Event will highlight pension issue for 3,300 local women

 
02/05/2019 @ 08:28

A public meeting is to be held in Newtown to highlight what Plaid Cymru politicians say is an "injustice to women" over changes to pensions.

At least 3,300 women in Montgomeryshire born on or after 6 April 1951 have had significant changes made to their state pension age without them knowing, according to the political party.
 
Helen Mary Jones, AM for Mid and West Wales, is working with the campaign group Women Against State Pension Injustice and will an information event about the issue at 3pm on Saturday, 11 May at the Monty Club in Broad Street.
 
“Plaid Cymru stands with women of Wales and the injustice that has been served upon them by the Westminster government," she said.
 
“Despite paying full National Insurance contributions all their working lives, these women have been told at the last minute that the pensions they had expected at age 60 would be delayed by up to six years. 
 
“This fiasco has caused retirement plans to be shattered. Women who have planned and saved for their retirement are living on dwindling limited savings until they reach their new state pension age when the only income they will have left will be their state pension."
 
She added: “The consequences of this poor implementation and communication are likely to be poverty, loss of independence and financial security, and ill health.
 
“We know that we need to introduce equality in terms of the state pension age, but we need to do that over a longer time frame and give an opportunity to women to prepare properly for their future and in a way that doesn’t leave them in poverty and distress.
 
“We held a successful Plaid Cymru debate in March on the issue in the Senedd.

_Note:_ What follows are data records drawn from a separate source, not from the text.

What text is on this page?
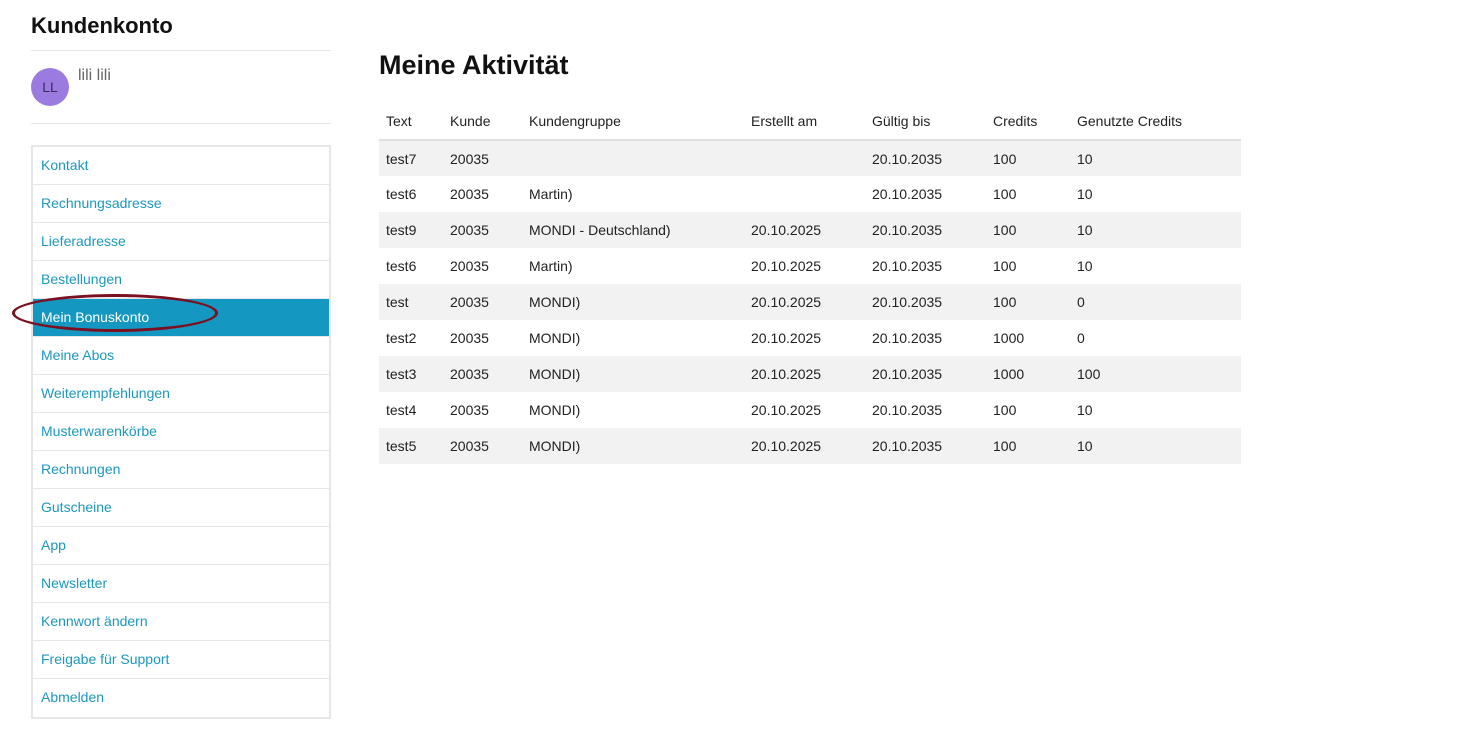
Kundenkonto
LL
lili lili
Kontakt
Rechnungsadresse
Lieferadresse
Bestellungen
Mein Bonuskonto
Meine Abos
Weiterempfehlungen
Musterwarenkörbe
Rechnungen
Gutscheine
App
Newsletter
Kennwort ändern
Freigabe für Support
Abmelden
Meine Aktivität
Text	Kunde	Kundengruppe	Erstellt am	Gültig bis	Credits	Genutzte Credits
test7	20035			20.10.2035	100	10
test6	20035	Martin)		20.10.2035	100	10
test9	20035	MONDI - Deutschland)	20.10.2025	20.10.2035	100	10
test6	20035	Martin)	20.10.2025	20.10.2035	100	10
test	20035	MONDI)	20.10.2025	20.10.2035	100	0
test2	20035	MONDI)	20.10.2025	20.10.2035	1000	0
test3	20035	MONDI)	20.10.2025	20.10.2035	1000	100
test4	20035	MONDI)	20.10.2025	20.10.2035	100	10
test5	20035	MONDI)	20.10.2025	20.10.2035	100	10
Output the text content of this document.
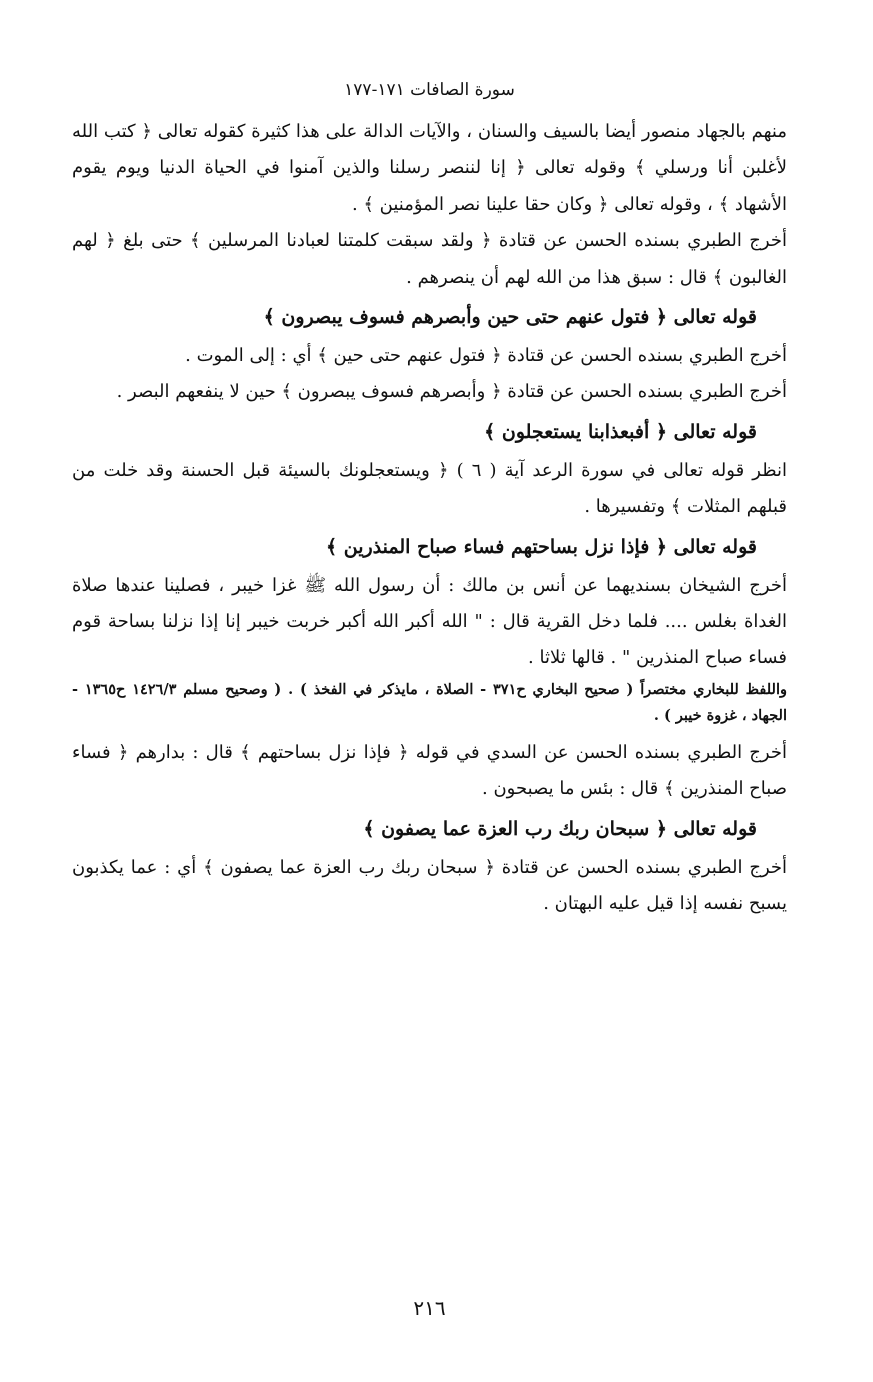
سورة الصافات ١٧١-١٧٧

منهم بالجهاد منصور أيضا بالسيف والسنان ، والآيات الدالة على هذا كثيرة كقوله تعالى ﴿ كتب الله لأغلبن أنا ورسلي ﴾ وقوله تعالى ﴿ إنا لننصر رسلنا والذين آمنوا في الحياة الدنيا ويوم يقوم الأشهاد ﴾ ، وقوله تعالى ﴿ وكان حقا علينا نصر المؤمنين ﴾ .

أخرج الطبري بسنده الحسن عن قتادة ﴿ ولقد سبقت كلمتنا لعبادنا المرسلين ﴾ حتى بلغ ﴿ لهم الغالبون ﴾ قال : سبق هذا من الله لهم أن ينصرهم .

قوله تعالى ﴿ فتول عنهم حتى حين وأبصرهم فسوف يبصرون ﴾

أخرج الطبري بسنده الحسن عن قتادة ﴿ فتول عنهم حتى حين ﴾ أي : إلى الموت .

أخرج الطبري بسنده الحسن عن قتادة ﴿ وأبصرهم فسوف يبصرون ﴾ حين لا ينفعهم البصر .

قوله تعالى ﴿ أفبعذابنا يستعجلون ﴾

انظر قوله تعالى في سورة الرعد آية ( ٦ ) ﴿ ويستعجلونك بالسيئة قبل الحسنة وقد خلت من قبلهم المثلات ﴾ وتفسيرها .

قوله تعالى ﴿ فإذا نزل بساحتهم فساء صباح المنذرين ﴾

أخرج الشيخان بسنديهما عن أنس بن مالك : أن رسول الله ﷺ غزا خيبر ، فصلينا عندها صلاة الغداة بغلس .... فلما دخل القرية قال : " الله أكبر الله أكبر خربت خيبر إنا إذا نزلنا بساحة قوم فساء صباح المنذرين " . قالها ثلاثا .

واللفظ للبخاري مختصراً ( صحيح البخاري ح٣٧١ - الصلاة ، مايذكر في الفخذ ) . ( وصحيح مسلم ١٤٢٦/٣ ح١٣٦٥ - الجهاد ، غزوة خيبر ) .

أخرج الطبري بسنده الحسن عن السدي في قوله ﴿ فإذا نزل بساحتهم ﴾ قال : بدارهم ﴿ فساء صباح المنذرين ﴾ قال : بئس ما يصبحون .

قوله تعالى ﴿ سبحان ربك رب العزة عما يصفون ﴾

أخرج الطبري بسنده الحسن عن قتادة ﴿ سبحان ربك رب العزة عما يصفون ﴾ أي : عما يكذبون يسبح نفسه إذا قيل عليه البهتان .

٢١٦
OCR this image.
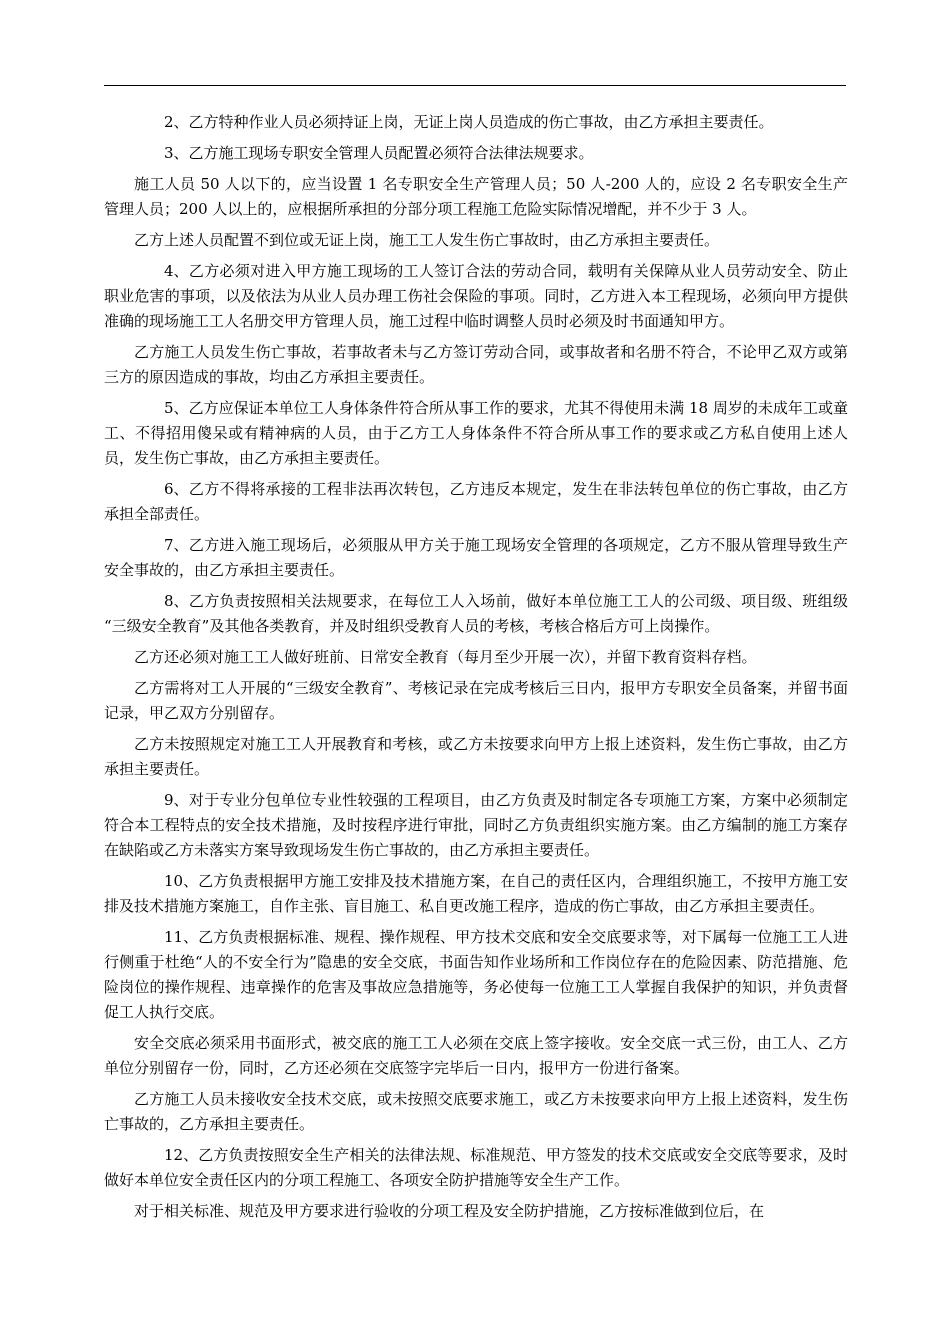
2、乙方特种作业人员必须持证上岗，无证上岗人员造成的伤亡事故，由乙方承担主要责任。

3、乙方施工现场专职安全管理人员配置必须符合法律法规要求。

施工人员 50 人以下的，应当设置 1 名专职安全生产管理人员；50 人-200 人的，应设 2 名专职安全生产管理人员；200 人以上的，应根据所承担的分部分项工程施工危险实际情况增配，并不少于 3 人。

乙方上述人员配置不到位或无证上岗，施工工人发生伤亡事故时，由乙方承担主要责任。

4、乙方必须对进入甲方施工现场的工人签订合法的劳动合同，载明有关保障从业人员劳动安全、防止职业危害的事项，以及依法为从业人员办理工伤社会保险的事项。同时，乙方进入本工程现场，必须向甲方提供准确的现场施工工人名册交甲方管理人员，施工过程中临时调整人员时必须及时书面通知甲方。

乙方施工人员发生伤亡事故，若事故者未与乙方签订劳动合同，或事故者和名册不符合，不论甲乙双方或第三方的原因造成的事故，均由乙方承担主要责任。

5、乙方应保证本单位工人身体条件符合所从事工作的要求，尤其不得使用未满 18 周岁的未成年工或童工、不得招用傻呆或有精神病的人员，由于乙方工人身体条件不符合所从事工作的要求或乙方私自使用上述人员，发生伤亡事故，由乙方承担主要责任。

6、乙方不得将承接的工程非法再次转包，乙方违反本规定，发生在非法转包单位的伤亡事故，由乙方承担全部责任。

7、乙方进入施工现场后，必须服从甲方关于施工现场安全管理的各项规定，乙方不服从管理导致生产安全事故的，由乙方承担主要责任。

8、乙方负责按照相关法规要求，在每位工人入场前，做好本单位施工工人的公司级、项目级、班组级 “三级安全教育”及其他各类教育，并及时组织受教育人员的考核，考核合格后方可上岗操作。

乙方还必须对施工工人做好班前、日常安全教育（每月至少开展一次），并留下教育资料存档。

乙方需将对工人开展的“三级安全教育”、考核记录在完成考核后三日内，报甲方专职安全员备案，并留书面记录，甲乙双方分别留存。

乙方未按照规定对施工工人开展教育和考核，或乙方未按要求向甲方上报上述资料，发生伤亡事故，由乙方承担主要责任。

9、对于专业分包单位专业性较强的工程项目，由乙方负责及时制定各专项施工方案，方案中必须制定符合本工程特点的安全技术措施，及时按程序进行审批，同时乙方负责组织实施方案。由乙方编制的施工方案存在缺陷或乙方未落实方案导致现场发生伤亡事故的，由乙方承担主要责任。

10、乙方负责根据甲方施工安排及技术措施方案，在自己的责任区内，合理组织施工，不按甲方施工安排及技术措施方案施工，自作主张、盲目施工、私自更改施工程序，造成的伤亡事故，由乙方承担主要责任。

11、乙方负责根据标准、规程、操作规程、甲方技术交底和安全交底要求等，对下属每一位施工工人进行侧重于杜绝“人的不安全行为”隐患的安全交底，书面告知作业场所和工作岗位存在的危险因素、防范措施、危险岗位的操作规程、违章操作的危害及事故应急措施等，务必使每一位施工工人掌握自我保护的知识，并负责督促工人执行交底。

安全交底必须采用书面形式，被交底的施工工人必须在交底上签字接收。安全交底一式三份，由工人、乙方单位分别留存一份，同时，乙方还必须在交底签字完毕后一日内，报甲方一份进行备案。

乙方施工人员未接收安全技术交底，或未按照交底要求施工，或乙方未按要求向甲方上报上述资料，发生伤亡事故的，乙方承担主要责任。

12、乙方负责按照安全生产相关的法律法规、标准规范、甲方签发的技术交底或安全交底等要求，及时做好本单位安全责任区内的分项工程施工、各项安全防护措施等安全生产工作。

对于相关标准、规范及甲方要求进行验收的分项工程及安全防护措施，乙方按标准做到位后，在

A majority of Assembly Members backed the Plaid Cymru motion calling on the Welsh Government to make representations to the UK Government in support of the campaign.”
 
The campaign group is calling for “fair transitional state pension arrangements,” which they say translates into a ‘bridging pension’ paid from age 60 to the state pension age. They also advocate compensation for losses for those women who have already reached their state pension age.